Most of the advice we level designers have given to date has been at the high school level. Now it's time for college. I don't want to come off too intellectual, especially towards the fun-loving Q-munity, but much of what goes into a killer level is actually very sophisticated. When designing levels, I often find myself referring to concepts I learned in engineering school and graduate-level art school. I'll try to introduce those principles, but I can't spend enough time on such topics as minimalism and optical illusions in this short an article. Please get a book or two on those subjects, or do some surfing on the Net for these terms.
One of my favorite settings for levels is natural landscape. These settings have tons of irregular shapes and tend to be bigger and more open than the typical inside level. Unfortunately, both of these characteristics, irregularity and openness, are stymied by current 3D game engine technology.
MOUNTAIN BY IKEBANA An entire mountainside can be cast with only three simple brushes. Its sense of majesty is enhanced by placing three varying sizes in a triangle such that the middle, more bulky brush stands slightly behind the smallest and largest in height on either side.

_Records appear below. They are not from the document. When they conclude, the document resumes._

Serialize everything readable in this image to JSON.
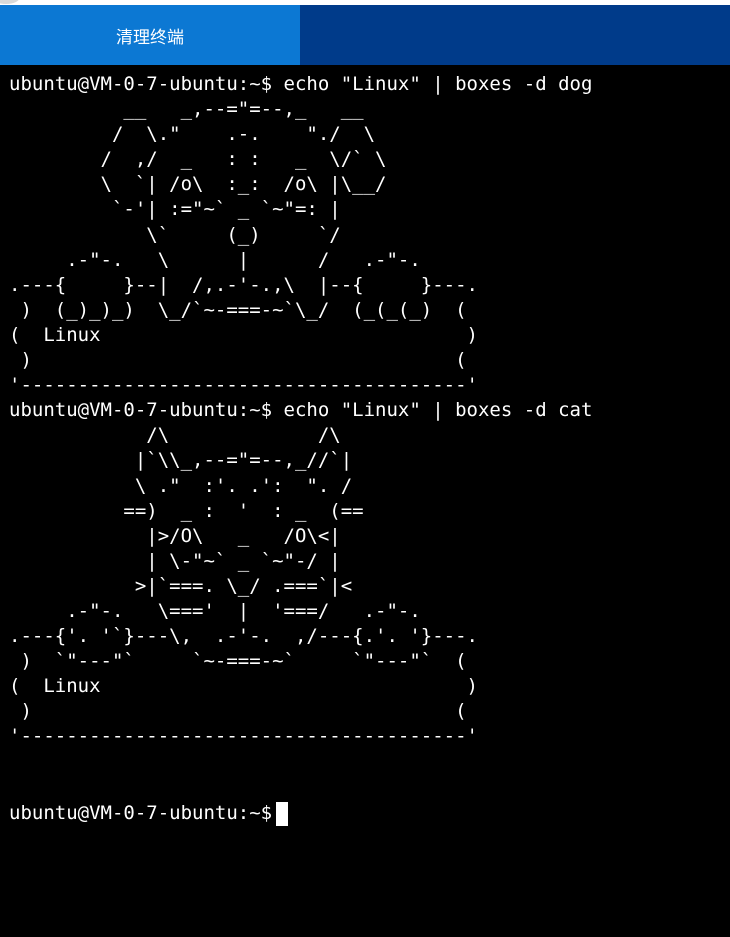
{
  "toolbar": {
    "clear_terminal_label": "清理终端"
  },
  "colors": {
    "toolbar_background": "#003b8a",
    "tab_background": "#0c78d3",
    "terminal_background": "#000000",
    "terminal_text": "#ffffff"
  },
  "terminal": {
    "output": "ubuntu@VM-0-7-ubuntu:~$ echo \"Linux\" | boxes -d dog\n          __   _,--=\"=--,_   __\n         /  \\.\"    .-.    \"./  \\\n        /  ,/  _   : :   _  \\/` \\\n        \\  `| /o\\  :_:  /o\\ |\\__/\n         `-'| :=\"~` _ `~\"=: |\n            \\`     (_)     `/\n     .-\"-.   \\      |      /   .-\"-.\n.---{     }--|  /,.-'-.,\\  |--{     }---.\n )  (_)_)_)  \\_/`~-===-~`\\_/  (_(_(_)  (\n(  Linux                                )\n )                                     (\n'---------------------------------------'\nubuntu@VM-0-7-ubuntu:~$ echo \"Linux\" | boxes -d cat\n            /\\             /\\\n           |`\\\\_,--=\"=--,_//`|\n           \\ .\"  :'. .':  \". /\n          ==)  _ :  '  : _  (==\n            |>/O\\   _   /O\\<|\n            | \\-\"~` _ `~\"-/ |\n           >|`===. \\_/ .===`|<\n     .-\"-.   \\==='  |  '===/   .-\"-.\n.---{'. '`}---\\,  .-'-.  ,/---{.'. '}---.\n )  `\"---\"`     `~-===-~`     `\"---\"`  (\n(  Linux                                )\n )                                     (\n'---------------------------------------'",
    "prompt": "ubuntu@VM-0-7-ubuntu:~$"
  }
}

Current technology enforces great restrictions on the number of polygonal surfaces in any given view within a level, usually to the order of 500 to 700 in count. Current 3D game engines also favor things square and orthogonal. Anyone who has spent more than a few hours trying to create a level knows that the current state of the art limits the ability to create big, natural environments. I've found ways, however, of circumventing these constraints. There are a few finesses to be borrowed from the art world, as well as a handful of tricks from the world of weird science, to make levels look bigger than they really are. A limited artist does not a limited palette make!